Manatees are wonderful creatures, not so much because they seem all blissed-out and gentle, but because I find them exotic and a bit mysterious. A big part of this is that manatees have been considered a possible cause of mermaid sightings among early colonial-period sailors.
Fortunately for grown-up monster nuts like me, our NY manatee, which is being called "Tappie" for the Tappan Zee Bridge that spans the river, is even a bit mysterious because no one has taken a picture of it yet. A follow-up “color” story in the Times certainly included a lot of hand-waving in its coverage as to what Tappie actually is, although I can’t tell if this was to inflate the mystery or to cover journalistic behind.
More on the wonderful world of monster-hunting after the jump.
Creatures like manatees still excite the 11-year-old in me precisely because they connect the familiar world of zoology with the more exciting world of cryptozoology (the study of creatures whose existence is uncertain). Please, if you have anything like that monster-loving kid in you, check out the super-excellent cryptozoology blog Cryptomundo.
Mermaids were never exciting monsters for me, but I did like the angle that we might have an explanation for what caused sightings: Mermaid sightings weren't total fantasy, they were a combination of human imagination and this exotic creature. Manatees are like lenticular clouds that way.
Yet I still wish all those monsters that fascinated me in my youth were real: aliens (of course), Bigfoot, the Yeti, the Loch Ness Monster, the Jersey Devil, the Dover Demon, Champ, Ogopogo. That’s just off the top of my head. The list could go on if I just refreshed the memory some with Google.

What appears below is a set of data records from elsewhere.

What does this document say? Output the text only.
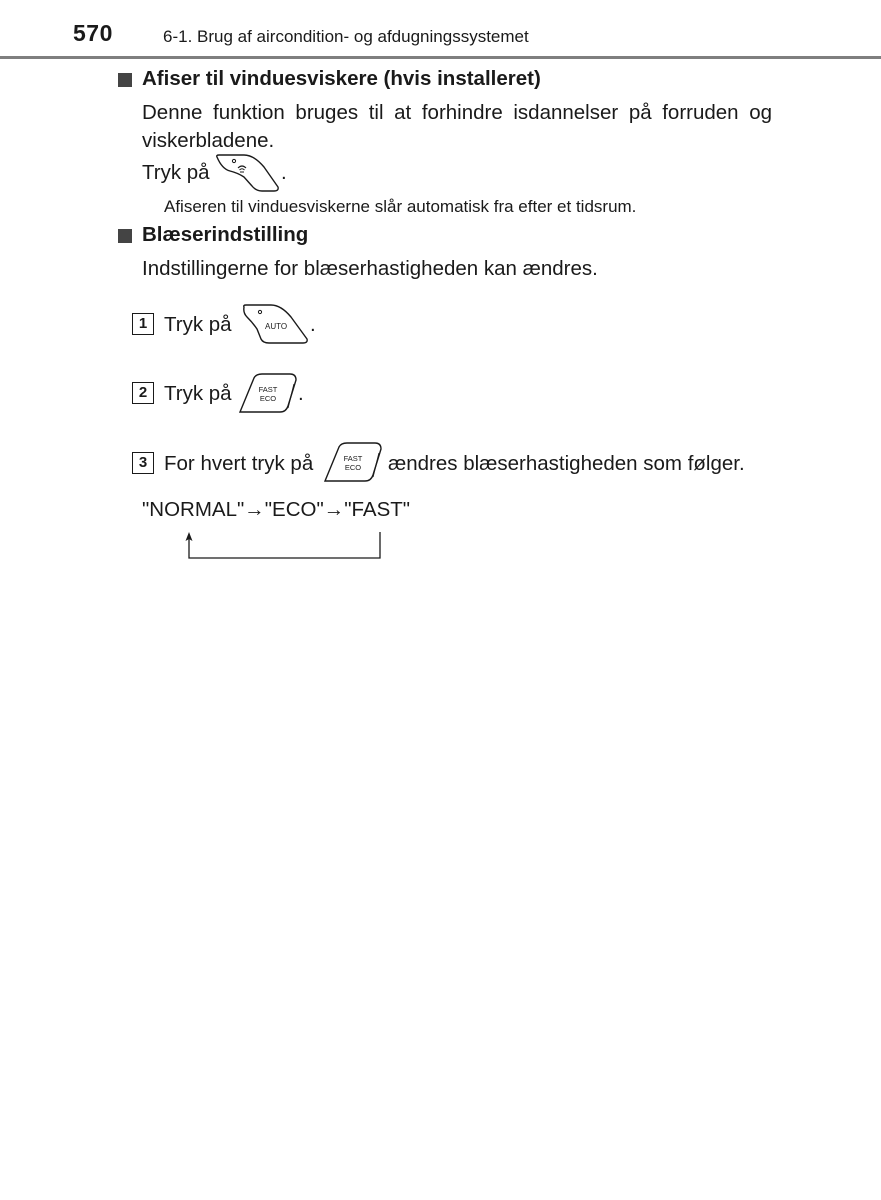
570	6-1. Brug af aircondition- og afdugningssystemet
Afiser til vinduesviskere (hvis installeret)
Denne funktion bruges til at forhindre isdannelser på forruden og viskerbladene.
Tryk på	.
Afiseren til vinduesviskerne slår automatisk fra efter et tidsrum.
Blæserindstilling
Indstillingerne for blæserhastigheden kan ændres.
1 Tryk på	AUTO .
2 Tryk på	FAST
ECO .
3 For hvert tryk på	FAST
ECO ændres blæserhastigheden som følger.
"NORMAL"→"ECO"→"FAST"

Yes, I also like vampires, ghosts, wolfmen, and the like, but even as a kid they seemed too supernatural to me. I think it was because they are all very people-like. I knew people and didn’t see any way they could become vampires or ghosts. I preferred monsters that hovered just at the edges of biological understanding. Maybe if we just explored the world a bit more we could find these beasts, I hoped.
So manatees still excite me because they are emblems of a time when the world was full of monsters, when the Americas seemed to hold beasts to terrify the European imagination. And they keep me in touch with that boy who just wanted life to be a little more exciting and mysterious than it seemed to be shaping up to be.